Localization in ThingWorx is mainly based on Localization Tables and tokens which are used as a placeholder for the actual word / phrase in a particular language.

 

There's a blog at https://community.thingworx.com/community/developers/blog/2016/08/15/managing-and-using-localization-in-thingworx which is explaining in-application localization in detail.

 

Language preferences are however only considered by the user's settings.

For the organization login pages at http://<server>/Thingworx/FormLogin/<organizationName> there's no defined user yet. As the user has not logged in yet, ThingWorx will have no user preferences to identify the need for a specific language.

 

Instead the browser language is used.

 

The login / password-reset page is constructed at runtime via .jsp templates.
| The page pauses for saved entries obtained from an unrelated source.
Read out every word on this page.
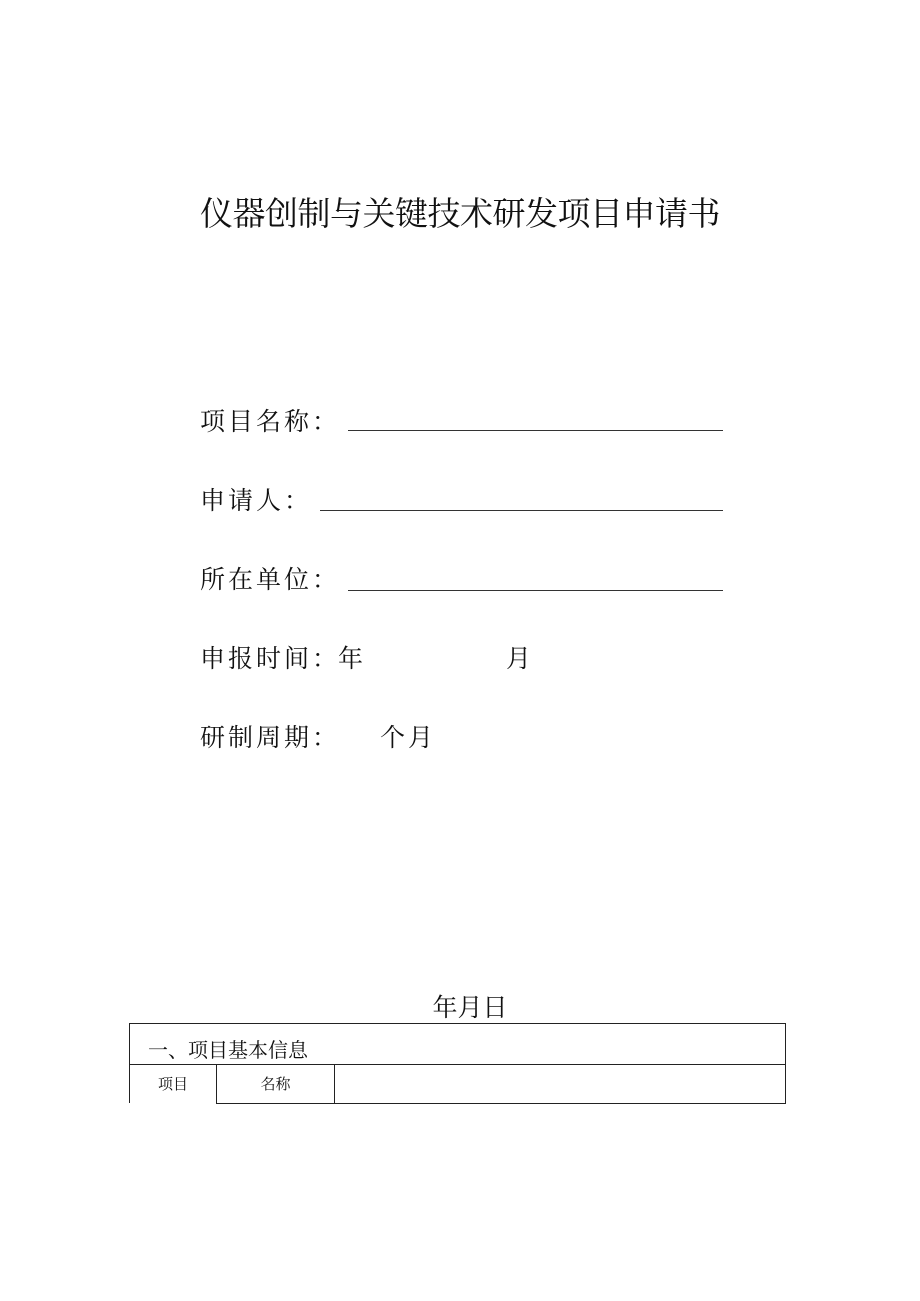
仪器创制与关键技术研发项目申请书
项目名称：
申请人：
所在单位：
申报时间：
年	月
研制周期： 个月
年月日
一、项目基本信息
项目	名称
Via JavaScript the browser language is detected and language specific configuration files are considered.

When such a configuration file is present, its tokens will be used to replace the data-i18n placeholders in the .jsp files.

 

Customizing the login related localizations

 

The localization files are stored in <Tomcat>\webapps\Thingworx\Common\locales\

For each language there's a subfolder - by default this is "en" for English.

 

The language and therefore folder to be used will be determined by the user's browser settings.

Whatever is top in the language list will be considered first. If a folder, e.g. for German (de), French (fr) or Spanish (es) exists, ThingWorx will use this for localization.

 

In the folder, there's the translation-login.json file.

It holds all the tokens required for the login relevant translations / localizations.

 

The FormLogin.jsp holds e.g. the token [placeholder]tw.login.labels.name

This is a placeholder (which means text to be overwritten in a textfield in case the textfield is empty).

The actual localization can be found in the translation-login.json going down the json object structure to "tw" > "login" > "labels" > "name" which results as Name in the English translation.

 

tw.login.labels.password-title would result in the following String: Password must be at least 5 characters

 

Creating custom languages

 

To create a custom language besides English, copy the en folder and rename it to the correct language short name, from Afar (aa) to Zulu (zu). A list of Language Code References can be found at https://www.w3schools.com/tags/ref_language_codes.asp

 

After copying the folder, open the translation-login.json and alter the resulting Strings into the correct language variant.

 

As soon as the correct translation-login.json is created, it will be considered for localization. No need to restart Tomcat.